I leave kids with moms, I don't bottlefeed and don't wish to. I separate at night once the kids are 3-4 weeks old, milk in the morning and kids have mom the rest of the day. Though my girls are mini's, I still get plenty milk for my use and the kids benefit as well.


----------



## ReUnitePangea (Jan 26, 2011)

Thanks for the info guys, I like the mention of personal preference, Im going to try separating part of the day and milking once a day and see how that works. Thanks!


----------



## lissablack (Nov 30, 2009)

Milking once a day really makes life easier. I have one that I kept doing that this year until she kicked her kids off at 6 months, I hadn't ever done that before, and I really liked the way they turned out.

Jan


----------



## nigerianmeadows (Dec 12, 2010)

Starting at two weeks we separate the kids at night and milk in the morning. Works great! We enjoy giving them a bottle in the morning, just a little since we are milking mom, but they see us as a food source and it makes even the shy kids people-friendly. Just don't use milk re-placer, as mentioned above. If you need a supplement for the does milk, you can use whole cows milk with added heavy whipping cream. I use 2 cups milk with 1/2 cup whipping cream when I have too, never canned or powdered milk sources.


----------



## Coyote Night Acres (Dec 27, 2010)

IMO the only way to go as far as milk for the kids is goat milk. It's what nature intended the kids to have. We raised a little saanen on kid milk replacer and she was behind the growing curb the whole time. So like they said above Do NOT Use Milk Replacer unless it's a life or death thing. We had no way to get goats milk and she was our 2nd goat ever and 1st bottle baby, so we didn't know at the time that it was so bad. Well the stuff smells like vanilla, how can that be close to milk. Yes they didn't die, but they didn't reach their full growth either. 

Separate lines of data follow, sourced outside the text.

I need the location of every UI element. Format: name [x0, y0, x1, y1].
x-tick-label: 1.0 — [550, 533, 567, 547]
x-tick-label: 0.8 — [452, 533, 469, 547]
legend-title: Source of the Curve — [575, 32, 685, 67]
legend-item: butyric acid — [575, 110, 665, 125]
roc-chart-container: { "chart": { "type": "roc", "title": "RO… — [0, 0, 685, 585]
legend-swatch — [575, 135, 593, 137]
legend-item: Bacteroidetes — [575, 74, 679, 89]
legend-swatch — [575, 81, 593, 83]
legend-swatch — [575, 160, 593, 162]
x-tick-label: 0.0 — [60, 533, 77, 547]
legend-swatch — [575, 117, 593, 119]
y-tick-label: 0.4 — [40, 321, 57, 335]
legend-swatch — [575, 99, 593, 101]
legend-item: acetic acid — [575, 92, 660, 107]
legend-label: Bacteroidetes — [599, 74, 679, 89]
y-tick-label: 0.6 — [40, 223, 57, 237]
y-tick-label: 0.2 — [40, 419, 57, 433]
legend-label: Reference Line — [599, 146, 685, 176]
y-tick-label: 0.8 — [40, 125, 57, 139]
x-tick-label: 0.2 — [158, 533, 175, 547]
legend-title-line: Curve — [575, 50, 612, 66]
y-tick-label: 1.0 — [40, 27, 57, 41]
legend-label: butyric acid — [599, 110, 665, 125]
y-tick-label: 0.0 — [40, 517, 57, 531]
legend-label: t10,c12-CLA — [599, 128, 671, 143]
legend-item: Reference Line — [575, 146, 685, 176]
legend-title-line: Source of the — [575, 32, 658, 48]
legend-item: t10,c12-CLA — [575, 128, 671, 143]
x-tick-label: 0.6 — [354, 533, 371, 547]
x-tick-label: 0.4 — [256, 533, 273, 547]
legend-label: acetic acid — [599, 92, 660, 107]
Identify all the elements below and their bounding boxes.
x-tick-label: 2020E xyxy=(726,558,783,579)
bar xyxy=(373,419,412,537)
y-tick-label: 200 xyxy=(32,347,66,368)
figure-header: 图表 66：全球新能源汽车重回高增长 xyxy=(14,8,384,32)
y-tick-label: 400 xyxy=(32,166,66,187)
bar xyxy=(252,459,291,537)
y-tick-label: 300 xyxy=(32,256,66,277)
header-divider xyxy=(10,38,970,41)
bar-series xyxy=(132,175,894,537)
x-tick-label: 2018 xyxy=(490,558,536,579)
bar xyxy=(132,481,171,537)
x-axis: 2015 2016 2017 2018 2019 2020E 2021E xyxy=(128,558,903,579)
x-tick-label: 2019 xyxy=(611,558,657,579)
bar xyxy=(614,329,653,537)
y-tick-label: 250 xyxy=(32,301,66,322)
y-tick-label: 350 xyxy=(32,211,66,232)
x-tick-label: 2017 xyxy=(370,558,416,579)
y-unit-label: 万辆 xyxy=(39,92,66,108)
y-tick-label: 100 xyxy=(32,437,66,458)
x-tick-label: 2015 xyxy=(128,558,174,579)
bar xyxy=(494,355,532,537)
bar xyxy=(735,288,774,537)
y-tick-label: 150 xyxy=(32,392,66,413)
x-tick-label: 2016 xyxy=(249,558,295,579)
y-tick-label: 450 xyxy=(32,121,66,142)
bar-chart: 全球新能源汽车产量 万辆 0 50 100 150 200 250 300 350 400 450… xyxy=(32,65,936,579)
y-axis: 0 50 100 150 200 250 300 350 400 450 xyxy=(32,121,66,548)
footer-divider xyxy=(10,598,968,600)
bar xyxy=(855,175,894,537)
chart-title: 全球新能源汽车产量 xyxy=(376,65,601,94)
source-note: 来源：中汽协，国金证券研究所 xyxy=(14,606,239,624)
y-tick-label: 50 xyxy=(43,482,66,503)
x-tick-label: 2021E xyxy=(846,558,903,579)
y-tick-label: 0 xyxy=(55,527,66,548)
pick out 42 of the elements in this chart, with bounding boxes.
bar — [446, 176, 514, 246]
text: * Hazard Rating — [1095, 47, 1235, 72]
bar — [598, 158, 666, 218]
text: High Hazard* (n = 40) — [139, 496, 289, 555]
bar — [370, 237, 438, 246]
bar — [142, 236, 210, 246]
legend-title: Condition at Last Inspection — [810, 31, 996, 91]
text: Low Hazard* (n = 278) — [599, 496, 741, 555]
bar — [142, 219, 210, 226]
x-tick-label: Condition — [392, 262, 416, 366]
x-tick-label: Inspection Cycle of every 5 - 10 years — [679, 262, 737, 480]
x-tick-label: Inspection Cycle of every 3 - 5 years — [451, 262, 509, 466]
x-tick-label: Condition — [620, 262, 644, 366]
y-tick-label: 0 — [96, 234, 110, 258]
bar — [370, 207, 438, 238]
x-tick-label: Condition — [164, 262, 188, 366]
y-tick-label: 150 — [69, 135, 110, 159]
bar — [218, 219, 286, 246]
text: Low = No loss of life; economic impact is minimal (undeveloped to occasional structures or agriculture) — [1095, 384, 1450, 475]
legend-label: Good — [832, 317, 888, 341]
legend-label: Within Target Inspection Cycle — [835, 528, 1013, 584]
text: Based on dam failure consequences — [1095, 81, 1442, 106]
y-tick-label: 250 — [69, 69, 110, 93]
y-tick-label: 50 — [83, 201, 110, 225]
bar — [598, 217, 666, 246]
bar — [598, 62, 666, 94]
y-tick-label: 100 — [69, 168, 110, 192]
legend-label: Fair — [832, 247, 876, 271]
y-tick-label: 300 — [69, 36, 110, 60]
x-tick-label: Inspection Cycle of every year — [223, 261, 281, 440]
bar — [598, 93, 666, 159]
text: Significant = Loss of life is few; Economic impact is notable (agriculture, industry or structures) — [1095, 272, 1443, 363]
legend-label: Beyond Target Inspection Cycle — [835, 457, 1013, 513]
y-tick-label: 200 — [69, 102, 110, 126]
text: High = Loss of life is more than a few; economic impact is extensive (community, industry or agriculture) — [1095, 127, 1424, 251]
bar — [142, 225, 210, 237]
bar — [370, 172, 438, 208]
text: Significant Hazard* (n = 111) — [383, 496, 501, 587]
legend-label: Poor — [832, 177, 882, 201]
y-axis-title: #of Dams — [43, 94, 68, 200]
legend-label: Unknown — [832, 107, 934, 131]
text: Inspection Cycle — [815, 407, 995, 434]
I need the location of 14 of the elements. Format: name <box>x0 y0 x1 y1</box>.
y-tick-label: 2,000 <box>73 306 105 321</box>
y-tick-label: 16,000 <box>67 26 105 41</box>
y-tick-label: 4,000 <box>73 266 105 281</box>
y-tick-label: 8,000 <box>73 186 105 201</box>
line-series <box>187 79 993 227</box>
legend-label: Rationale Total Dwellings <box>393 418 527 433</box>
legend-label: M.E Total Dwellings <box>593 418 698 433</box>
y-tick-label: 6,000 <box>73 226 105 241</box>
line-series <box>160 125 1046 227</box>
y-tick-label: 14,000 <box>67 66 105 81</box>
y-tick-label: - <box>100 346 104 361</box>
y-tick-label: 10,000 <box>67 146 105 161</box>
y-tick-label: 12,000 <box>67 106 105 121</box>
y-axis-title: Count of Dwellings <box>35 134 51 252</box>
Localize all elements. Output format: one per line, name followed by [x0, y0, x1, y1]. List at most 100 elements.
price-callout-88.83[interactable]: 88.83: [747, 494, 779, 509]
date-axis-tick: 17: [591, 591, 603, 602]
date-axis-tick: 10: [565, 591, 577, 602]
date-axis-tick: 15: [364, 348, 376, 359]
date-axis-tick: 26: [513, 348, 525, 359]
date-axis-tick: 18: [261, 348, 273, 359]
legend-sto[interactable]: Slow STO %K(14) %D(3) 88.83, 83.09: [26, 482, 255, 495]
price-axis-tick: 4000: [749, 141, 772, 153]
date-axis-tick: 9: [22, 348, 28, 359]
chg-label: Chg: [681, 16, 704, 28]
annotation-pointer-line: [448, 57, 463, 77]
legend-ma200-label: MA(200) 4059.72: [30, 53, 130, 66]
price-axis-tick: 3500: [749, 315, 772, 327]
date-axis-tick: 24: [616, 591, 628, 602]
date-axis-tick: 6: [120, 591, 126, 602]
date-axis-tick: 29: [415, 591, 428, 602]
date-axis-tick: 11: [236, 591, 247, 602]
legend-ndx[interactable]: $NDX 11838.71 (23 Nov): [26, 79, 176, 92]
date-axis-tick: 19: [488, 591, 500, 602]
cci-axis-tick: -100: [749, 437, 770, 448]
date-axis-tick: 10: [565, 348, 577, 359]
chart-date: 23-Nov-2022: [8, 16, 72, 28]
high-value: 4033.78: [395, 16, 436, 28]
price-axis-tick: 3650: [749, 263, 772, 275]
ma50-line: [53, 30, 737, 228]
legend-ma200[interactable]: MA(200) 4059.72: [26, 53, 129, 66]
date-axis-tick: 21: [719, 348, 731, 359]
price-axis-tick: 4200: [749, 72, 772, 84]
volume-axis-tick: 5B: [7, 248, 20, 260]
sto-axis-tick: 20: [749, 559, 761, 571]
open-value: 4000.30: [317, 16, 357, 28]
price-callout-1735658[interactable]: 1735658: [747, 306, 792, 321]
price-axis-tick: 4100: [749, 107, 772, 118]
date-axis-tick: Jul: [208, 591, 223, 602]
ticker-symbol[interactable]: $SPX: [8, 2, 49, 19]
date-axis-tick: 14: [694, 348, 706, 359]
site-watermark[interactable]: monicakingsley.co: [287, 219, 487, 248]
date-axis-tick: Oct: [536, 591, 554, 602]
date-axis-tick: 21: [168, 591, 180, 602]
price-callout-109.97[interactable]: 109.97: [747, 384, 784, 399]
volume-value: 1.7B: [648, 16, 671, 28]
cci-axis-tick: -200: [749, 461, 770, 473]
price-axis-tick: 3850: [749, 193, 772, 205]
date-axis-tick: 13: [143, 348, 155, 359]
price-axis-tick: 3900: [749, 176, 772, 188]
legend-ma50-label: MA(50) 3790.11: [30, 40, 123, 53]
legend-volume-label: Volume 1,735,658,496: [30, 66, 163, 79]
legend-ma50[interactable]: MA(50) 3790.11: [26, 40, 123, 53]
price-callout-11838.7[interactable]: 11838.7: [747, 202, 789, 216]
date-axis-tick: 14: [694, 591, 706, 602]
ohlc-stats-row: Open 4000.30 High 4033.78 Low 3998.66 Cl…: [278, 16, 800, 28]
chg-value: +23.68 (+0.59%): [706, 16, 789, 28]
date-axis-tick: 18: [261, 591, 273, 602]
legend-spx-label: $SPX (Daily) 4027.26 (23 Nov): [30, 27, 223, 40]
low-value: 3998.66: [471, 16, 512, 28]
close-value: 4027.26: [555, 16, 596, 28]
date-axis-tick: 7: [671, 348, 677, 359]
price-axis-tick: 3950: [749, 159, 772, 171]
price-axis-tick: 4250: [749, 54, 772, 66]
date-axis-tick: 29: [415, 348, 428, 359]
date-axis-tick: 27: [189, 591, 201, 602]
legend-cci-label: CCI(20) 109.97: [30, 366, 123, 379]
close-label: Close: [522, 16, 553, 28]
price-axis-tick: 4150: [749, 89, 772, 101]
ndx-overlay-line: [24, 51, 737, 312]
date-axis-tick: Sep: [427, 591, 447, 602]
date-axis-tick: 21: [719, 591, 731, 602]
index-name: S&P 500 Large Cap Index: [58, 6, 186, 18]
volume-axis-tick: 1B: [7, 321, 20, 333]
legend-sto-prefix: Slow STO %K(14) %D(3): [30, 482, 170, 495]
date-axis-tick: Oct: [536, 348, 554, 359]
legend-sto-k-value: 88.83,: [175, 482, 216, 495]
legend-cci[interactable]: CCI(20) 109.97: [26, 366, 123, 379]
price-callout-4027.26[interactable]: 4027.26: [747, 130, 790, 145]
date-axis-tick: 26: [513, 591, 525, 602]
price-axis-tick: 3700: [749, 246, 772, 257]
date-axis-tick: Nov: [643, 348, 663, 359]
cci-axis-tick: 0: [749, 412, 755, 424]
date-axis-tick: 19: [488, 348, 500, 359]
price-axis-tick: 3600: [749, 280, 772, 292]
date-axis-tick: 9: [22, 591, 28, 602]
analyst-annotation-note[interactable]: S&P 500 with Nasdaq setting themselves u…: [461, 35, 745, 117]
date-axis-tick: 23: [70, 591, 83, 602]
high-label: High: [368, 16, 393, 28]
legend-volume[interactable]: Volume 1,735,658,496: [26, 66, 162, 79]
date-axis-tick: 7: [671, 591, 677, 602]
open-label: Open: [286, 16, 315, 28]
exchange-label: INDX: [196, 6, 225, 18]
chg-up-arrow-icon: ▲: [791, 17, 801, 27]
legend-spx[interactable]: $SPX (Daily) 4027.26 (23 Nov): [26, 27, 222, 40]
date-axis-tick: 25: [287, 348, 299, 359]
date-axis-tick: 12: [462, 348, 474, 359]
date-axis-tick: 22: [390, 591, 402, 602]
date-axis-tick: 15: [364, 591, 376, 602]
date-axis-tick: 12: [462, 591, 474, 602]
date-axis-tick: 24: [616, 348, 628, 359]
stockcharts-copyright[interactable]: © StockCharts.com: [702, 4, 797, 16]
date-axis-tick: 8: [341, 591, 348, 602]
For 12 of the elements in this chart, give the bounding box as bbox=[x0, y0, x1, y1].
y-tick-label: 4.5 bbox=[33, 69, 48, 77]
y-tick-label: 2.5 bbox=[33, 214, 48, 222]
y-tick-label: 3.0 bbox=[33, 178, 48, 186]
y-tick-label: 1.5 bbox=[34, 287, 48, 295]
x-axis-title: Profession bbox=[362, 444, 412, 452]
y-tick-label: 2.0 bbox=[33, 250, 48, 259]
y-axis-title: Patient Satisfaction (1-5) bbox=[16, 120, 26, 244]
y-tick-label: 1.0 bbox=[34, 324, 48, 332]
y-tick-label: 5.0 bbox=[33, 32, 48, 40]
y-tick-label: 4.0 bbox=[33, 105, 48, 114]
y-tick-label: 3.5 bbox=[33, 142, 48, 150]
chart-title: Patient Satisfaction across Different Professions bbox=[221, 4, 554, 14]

We are going to do the share with mom and milk once a day routine with ours this year. Good luck and welcome to Milking you'll either love it or hate it. LOL


----------



## black-smith (Jan 20, 2011)

Hey, I'm new on here but have had goats for many many years!
Bottle raising Kids is a full time job! (I start by feeding 4 times daily for the first week, then 3 times, and finally down to twice daily)
If you want to separate them at birth, make sure to give the kids the first 24 hours of milk straight from mom, because they need the colostrum.
Also, if you're bottle raising, mom's milk is by far the best. It will be the healthiest for the kids, and I've found doesn't cause nearly as many problems.
If you want the Doe's milk right away, maybe try leaving the kids with her, but milking her once a day. This will encourage her milk production, and keep her udder even.
I like to leave the kids with mom all day, and separate them at night. (Make sure to milk the doe out completely at night if you do this.)
Eventually the Kids will start eating more hay, and drinking less milk...
At this time I let the kids in with mom all the time, and just milk her out morning and night. Soon the kids can be weaned, and mom continues to be milked twice a day.
Hope you found some helpful tips, 

Good luck!!


----------



## farmer22 (Feb 4, 2011)

I am new to this and in no way ready to start breeding, but this post has been extremely helpful for me. I am going to bookmark it to reference and come back to it. Hope everything worked out okay for you and that you were able to get some info. I know that I have.


----------



## ReUnitePangea (Jan 26, 2011)

Glad you got something out o it too farmer22. I started building my milking stand today but ran out of sun, Im going to put some of these ideas into practice and see what works best, thanks everyone!


----------